Basically, the who/whom difference is this: use the pronoun who when it’s the subject of a sentence and the pronoun whom when it’s an object as in a prepositional phrase. Who is a subjective pronoun, meaning that it is used as a subject (which combines with a verb, necessary to make a complete sentence). Whom is an objective pronoun and gets used when it is the object of a prepositional phrase and in other instances as well. A preposition—words like by, over, under, before, and oh, so many more—combines with a noun or pronoun to make a prepositional phrase. Oh, my.

Yes indeedy, as you can probably imagine, it’s much more complicated than this, fraught with words like “linking verb complements” and “infinitives” and “direct objects.” I would explain it all to you, except that they do it so much better at http://www.dummies.com. Just search for “who/whom.”

Meanwhile, you can read this: Okay now, confess.
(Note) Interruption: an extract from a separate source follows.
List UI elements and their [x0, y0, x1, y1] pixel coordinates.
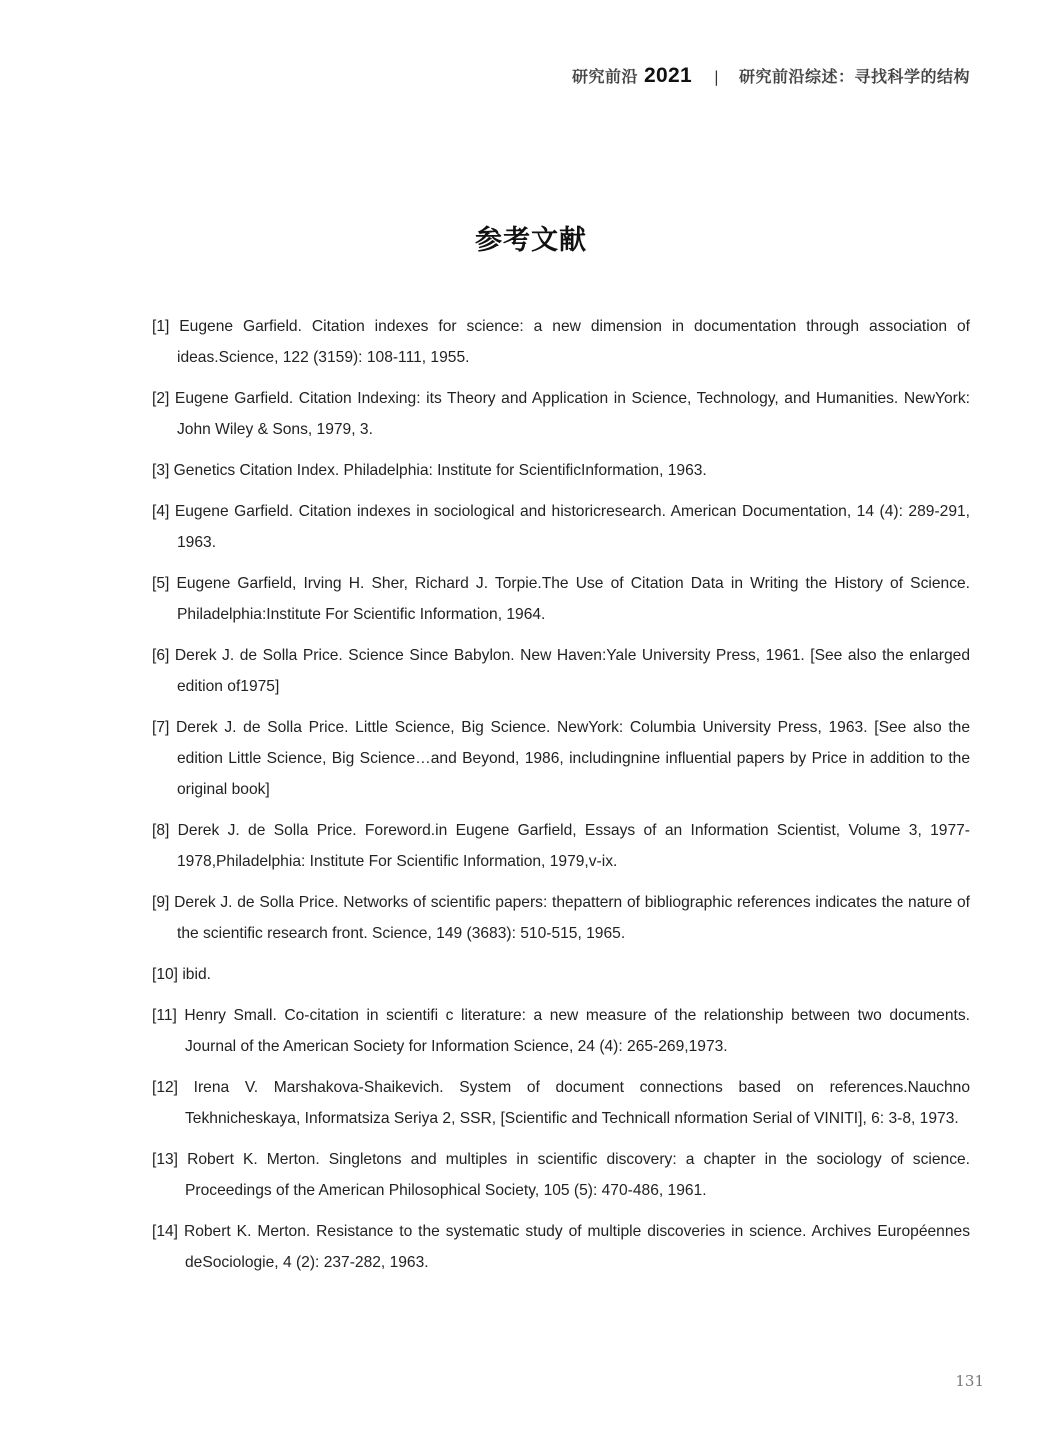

Who gave the swine flu to whom? Tell me quick! Who is it? Was it you? To whom did you give it? Speak up. Whom did you give the swine flu to? Whom should I give this medicine to? What? It wasn’t you? Well, then, who was given the swine flu by whom? Who knows and who can tell me? I am determined to find the person to whom I must deliver these pills, the person who has the swine flu.

Egad. I am delighted that I did not set out to write blogs about this kind of stuff. I would have long ago quit. This is exactly why I am always vague at parties about what my college major (English) was or that I once taught high school English.

I overuse the double dash, known as an em dash, to set off phrases. I love it. I can’t write without it. How about you? What’s your favorite—or most overused—punctuation mark?

An exclamation point is like laughing at your own jokes.